Data Processing Addendum

Version 1.0 · Effective 2026-05-29

This Addendum governs AllStak's processing of personal data on your behalf as part of providing the service. It forms part of the Terms of Service.

1. Parties & scope

This Data Processing Addendum (“DPA”) is entered into between you (the “Customer”) and AllStak (the “Processor”) and applies to personal data that AllStak processes on your behalf in providing the observability service.

2. Roles

  • Customer is the controller of the personal data contained in telemetry it sends to AllStak.
  • AllStak is the processor of that telemetry and acts only on documented Customer instructions (the Terms, this DPA, and configuration in the dashboard).
  • For Customer's own account holders, AllStak is an independent controller — covered by our Privacy Policy.

3. Details of processing

  • Subject matter: ingest, storage, querying, alerting, and display of telemetry events generated by Customer applications.
  • Duration: for as long as the Customer has an active account, plus the retention windows in the Privacy Policy.
  • Nature & purpose: provision of the observability service.
  • Categories of data: error reports, log lines, trace spans, metrics, request samples, end-user IP addresses, browser/device metadata. Sanitizer-classified secret patterns are dropped at ingest.
  • Categories of data subjects: Customer's end users, employees, contractors, and any natural person whose data Customer's applications process and transmit to AllStak.

4. Sub-processors

AllStak engages sub-processors strictly to perform processing on its behalf. The current list will be published and kept up to date on this page. AllStak will provide Customer at least 14 days' notice of new sub-processors (via email to the billing contact and a posted update). Customer may object on reasonable data-protection grounds; if the parties cannot agree on a remediation, Customer may terminate the affected portion of the service.

Current sub-processors

  • Hosting / infrastructure — production hosting in the Kingdom of Saudi Arabia (for KSA / MENA customers) and Germany (for EEA / UK customers). Provider names and exact regions are published on request.
  • Email delivery — transactional auth and notification email.
  • Payment processing — billing & invoicing.

5. Security measures

  • Encryption in transit (TLS) and at rest for databases and object storage.
  • Tenant isolation: every authorized request is scoped through organization_members; cross-tenant access is blocked at the controller layer.
  • Authentication via cookie-based JWT with refresh rotation; session is scoped to the active organization.
  • Restrictive HTTP response headers (CSP, Referrer-Policy, Permissions-Policy).
  • Secret values stored in the platform credentials store are encrypted and never returned in plaintext after save.
  • Ingest-time telemetry sanitizer removes likely secrets (passwords, OTPs, MFA codes, API keys, bearer tokens, cookies, card numbers, IBAN, national IDs, CVV) from event payloads.
  • Audit logging for sensitive actions (logins, role changes, key rotation).
  • Background jobs for vulnerability scanning of dependencies; security patches tracked.

6. Data-subject requests

Taking into account the nature of processing, AllStak will assist Customer in responding to data-subject requests (access, rectification, erasure, restriction, objection, portability). Customer can self-serve common requests from the dashboard (export, delete). For requests AllStak receives directly from end users we will refer them to Customer unless the request relates to Customer's account holders.

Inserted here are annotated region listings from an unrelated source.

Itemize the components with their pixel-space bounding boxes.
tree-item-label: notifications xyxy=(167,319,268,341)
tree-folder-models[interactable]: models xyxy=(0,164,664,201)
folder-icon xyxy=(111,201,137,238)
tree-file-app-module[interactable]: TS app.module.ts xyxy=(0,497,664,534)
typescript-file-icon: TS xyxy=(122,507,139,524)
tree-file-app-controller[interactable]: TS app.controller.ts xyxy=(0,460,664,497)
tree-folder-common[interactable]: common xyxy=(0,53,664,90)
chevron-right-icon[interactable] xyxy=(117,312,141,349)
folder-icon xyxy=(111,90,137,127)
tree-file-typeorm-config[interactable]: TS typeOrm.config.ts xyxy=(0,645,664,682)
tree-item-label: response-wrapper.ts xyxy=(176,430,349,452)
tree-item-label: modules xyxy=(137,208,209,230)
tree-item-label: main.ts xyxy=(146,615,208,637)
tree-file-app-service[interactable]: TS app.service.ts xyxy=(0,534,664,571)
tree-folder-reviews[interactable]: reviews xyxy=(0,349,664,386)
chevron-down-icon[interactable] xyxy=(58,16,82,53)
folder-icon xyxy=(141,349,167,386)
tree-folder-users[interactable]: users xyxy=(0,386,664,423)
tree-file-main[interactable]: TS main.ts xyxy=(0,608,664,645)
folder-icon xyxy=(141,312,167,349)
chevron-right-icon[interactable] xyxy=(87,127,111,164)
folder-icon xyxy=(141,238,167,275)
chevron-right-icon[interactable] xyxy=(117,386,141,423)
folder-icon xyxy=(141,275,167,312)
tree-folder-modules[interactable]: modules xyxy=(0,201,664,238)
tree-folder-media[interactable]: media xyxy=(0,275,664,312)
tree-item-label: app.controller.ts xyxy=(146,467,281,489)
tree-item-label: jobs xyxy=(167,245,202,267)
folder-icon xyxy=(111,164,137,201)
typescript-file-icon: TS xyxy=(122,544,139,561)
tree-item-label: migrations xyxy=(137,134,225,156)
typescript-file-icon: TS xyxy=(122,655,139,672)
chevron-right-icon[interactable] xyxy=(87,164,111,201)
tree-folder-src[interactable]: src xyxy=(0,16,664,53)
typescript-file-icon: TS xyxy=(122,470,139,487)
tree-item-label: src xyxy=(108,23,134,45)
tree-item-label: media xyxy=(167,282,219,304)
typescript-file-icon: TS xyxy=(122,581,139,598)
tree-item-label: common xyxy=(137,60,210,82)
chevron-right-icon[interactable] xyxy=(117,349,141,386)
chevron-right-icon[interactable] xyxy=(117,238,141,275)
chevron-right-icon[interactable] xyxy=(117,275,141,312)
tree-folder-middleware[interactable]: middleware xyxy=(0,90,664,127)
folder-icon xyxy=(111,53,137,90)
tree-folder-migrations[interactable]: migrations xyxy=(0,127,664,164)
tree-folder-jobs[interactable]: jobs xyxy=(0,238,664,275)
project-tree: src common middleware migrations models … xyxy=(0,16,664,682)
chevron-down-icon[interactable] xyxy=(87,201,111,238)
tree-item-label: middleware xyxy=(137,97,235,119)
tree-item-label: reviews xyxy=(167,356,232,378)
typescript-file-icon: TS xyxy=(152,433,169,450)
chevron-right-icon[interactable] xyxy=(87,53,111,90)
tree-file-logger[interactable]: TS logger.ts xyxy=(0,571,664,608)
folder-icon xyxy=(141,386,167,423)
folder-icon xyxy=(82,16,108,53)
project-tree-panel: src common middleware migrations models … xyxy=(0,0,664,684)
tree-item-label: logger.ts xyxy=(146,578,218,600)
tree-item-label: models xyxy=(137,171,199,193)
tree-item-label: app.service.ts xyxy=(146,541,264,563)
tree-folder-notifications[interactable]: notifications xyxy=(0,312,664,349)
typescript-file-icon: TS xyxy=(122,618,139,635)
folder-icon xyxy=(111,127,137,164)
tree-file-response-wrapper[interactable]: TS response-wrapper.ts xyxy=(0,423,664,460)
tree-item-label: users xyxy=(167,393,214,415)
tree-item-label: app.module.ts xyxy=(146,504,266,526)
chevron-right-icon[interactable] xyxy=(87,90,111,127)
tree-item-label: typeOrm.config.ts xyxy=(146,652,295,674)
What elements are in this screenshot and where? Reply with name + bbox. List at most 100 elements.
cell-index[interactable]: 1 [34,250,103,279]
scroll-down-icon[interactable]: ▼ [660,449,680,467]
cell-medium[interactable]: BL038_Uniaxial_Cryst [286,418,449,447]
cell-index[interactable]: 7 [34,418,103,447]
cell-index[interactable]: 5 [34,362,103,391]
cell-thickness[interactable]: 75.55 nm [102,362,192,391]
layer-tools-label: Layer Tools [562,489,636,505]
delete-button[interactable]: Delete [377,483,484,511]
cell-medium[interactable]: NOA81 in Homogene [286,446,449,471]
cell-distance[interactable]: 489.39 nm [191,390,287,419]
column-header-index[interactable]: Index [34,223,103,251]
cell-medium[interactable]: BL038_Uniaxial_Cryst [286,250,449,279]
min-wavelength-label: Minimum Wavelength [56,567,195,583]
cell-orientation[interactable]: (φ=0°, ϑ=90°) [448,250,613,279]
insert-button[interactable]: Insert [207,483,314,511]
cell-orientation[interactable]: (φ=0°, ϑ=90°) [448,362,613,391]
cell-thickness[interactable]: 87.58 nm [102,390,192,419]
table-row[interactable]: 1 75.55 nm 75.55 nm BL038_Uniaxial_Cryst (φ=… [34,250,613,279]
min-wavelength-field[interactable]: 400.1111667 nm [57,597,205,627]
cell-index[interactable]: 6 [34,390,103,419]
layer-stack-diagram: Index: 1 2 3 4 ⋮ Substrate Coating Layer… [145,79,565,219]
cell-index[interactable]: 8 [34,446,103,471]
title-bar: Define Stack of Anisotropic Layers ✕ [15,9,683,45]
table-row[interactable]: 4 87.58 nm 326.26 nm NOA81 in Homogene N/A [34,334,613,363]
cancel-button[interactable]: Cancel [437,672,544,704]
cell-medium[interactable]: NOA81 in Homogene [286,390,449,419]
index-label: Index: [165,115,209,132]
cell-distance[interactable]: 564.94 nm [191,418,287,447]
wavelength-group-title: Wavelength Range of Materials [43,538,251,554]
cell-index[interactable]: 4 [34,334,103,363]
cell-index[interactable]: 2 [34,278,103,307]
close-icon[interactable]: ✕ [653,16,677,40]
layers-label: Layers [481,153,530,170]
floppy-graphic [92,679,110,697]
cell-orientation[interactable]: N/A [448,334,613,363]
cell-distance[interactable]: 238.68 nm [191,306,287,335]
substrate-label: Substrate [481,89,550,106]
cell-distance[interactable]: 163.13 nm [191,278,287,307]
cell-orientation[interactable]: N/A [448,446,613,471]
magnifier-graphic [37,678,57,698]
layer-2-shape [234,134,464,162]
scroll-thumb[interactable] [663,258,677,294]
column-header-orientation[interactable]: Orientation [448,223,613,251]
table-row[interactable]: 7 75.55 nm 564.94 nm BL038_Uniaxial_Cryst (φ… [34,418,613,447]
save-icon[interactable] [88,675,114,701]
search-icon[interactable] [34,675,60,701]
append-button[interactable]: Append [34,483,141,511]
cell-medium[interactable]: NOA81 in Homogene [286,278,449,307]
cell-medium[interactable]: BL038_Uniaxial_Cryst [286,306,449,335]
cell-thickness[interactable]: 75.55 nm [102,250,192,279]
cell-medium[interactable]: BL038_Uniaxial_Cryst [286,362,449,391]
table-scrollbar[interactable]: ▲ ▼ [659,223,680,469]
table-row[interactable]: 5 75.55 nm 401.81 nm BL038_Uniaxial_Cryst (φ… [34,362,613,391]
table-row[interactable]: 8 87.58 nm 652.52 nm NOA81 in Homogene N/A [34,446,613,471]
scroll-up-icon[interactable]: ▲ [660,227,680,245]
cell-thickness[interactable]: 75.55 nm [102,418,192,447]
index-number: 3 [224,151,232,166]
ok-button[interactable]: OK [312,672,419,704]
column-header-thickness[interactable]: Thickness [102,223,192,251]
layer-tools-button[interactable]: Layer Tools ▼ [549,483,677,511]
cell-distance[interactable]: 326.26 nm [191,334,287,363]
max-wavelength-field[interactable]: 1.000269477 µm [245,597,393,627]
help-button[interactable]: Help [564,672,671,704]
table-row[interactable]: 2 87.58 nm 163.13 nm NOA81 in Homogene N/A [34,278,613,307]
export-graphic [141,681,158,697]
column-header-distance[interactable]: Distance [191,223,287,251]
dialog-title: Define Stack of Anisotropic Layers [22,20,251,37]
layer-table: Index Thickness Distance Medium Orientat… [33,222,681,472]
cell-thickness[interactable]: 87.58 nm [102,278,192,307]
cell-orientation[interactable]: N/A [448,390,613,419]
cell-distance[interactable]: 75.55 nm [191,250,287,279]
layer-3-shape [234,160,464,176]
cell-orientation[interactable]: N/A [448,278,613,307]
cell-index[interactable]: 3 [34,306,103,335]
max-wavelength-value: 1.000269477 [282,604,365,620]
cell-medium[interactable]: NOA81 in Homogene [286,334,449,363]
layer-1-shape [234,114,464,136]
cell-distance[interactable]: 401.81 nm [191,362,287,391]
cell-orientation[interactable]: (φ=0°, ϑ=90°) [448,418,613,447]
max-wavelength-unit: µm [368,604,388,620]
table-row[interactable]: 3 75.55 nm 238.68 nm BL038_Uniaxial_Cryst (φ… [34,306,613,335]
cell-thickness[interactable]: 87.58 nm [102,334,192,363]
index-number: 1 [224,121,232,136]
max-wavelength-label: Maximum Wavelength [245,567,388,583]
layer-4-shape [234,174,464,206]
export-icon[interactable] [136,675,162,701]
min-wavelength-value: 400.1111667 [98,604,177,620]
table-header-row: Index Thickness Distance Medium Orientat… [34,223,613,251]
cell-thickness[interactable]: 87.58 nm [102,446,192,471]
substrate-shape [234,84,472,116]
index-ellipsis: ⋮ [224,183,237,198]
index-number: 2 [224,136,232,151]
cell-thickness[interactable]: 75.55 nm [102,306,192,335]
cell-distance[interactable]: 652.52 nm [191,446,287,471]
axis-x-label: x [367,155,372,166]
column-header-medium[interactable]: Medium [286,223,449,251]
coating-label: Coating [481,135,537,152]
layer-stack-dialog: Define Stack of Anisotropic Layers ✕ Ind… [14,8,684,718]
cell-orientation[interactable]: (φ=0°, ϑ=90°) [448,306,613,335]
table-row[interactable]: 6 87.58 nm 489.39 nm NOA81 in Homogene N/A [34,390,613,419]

7. Personal-data breach notification

AllStak will notify Customer without undue delay, and in any event within 72 hours of becoming aware of a personal-data breach affecting Customer telemetry, with the information available at the time and regular updates as the investigation progresses.

8. International transfers

Production telemetry is processed on infrastructure located in Customer's assigned region — either the Kingdom of Saudi Arabia (KSA / MENA customers) or Germany (EEA / UK customers). Telemetry does not move between regions as part of normal operation. Where a sub-processor processes personal data outside the assigned region (e.g. transactional email), AllStak relies on a lawful transfer mechanism applicable to that jurisdiction — for the EEA / UK this is the EU Standard Contractual Clauses and, where required, supplementary measures.

9. Audits

AllStak will, upon Customer's reasonable written request and no more than once every 12 months (unless otherwise required by law), provide a written summary of its current security controls and answer reasonable questions necessary to demonstrate compliance with this DPA.

10. Return / deletion at term

On termination of the Terms, AllStak will, at Customer's election, delete or return Customer personal data, subject to the retention obligations described in the Privacy Policy.

11. Liability

Liability under this DPA is subject to the limitation-of-liability provisions in the Terms of Service.

12. Governing terms

If there is a conflict between this DPA and the Terms, this DPA controls with respect to processing of personal data. Otherwise the Terms govern. Defined terms not defined here have the meaning given in the Privacy Policy or applicable law (PDPL, GDPR, CCPA).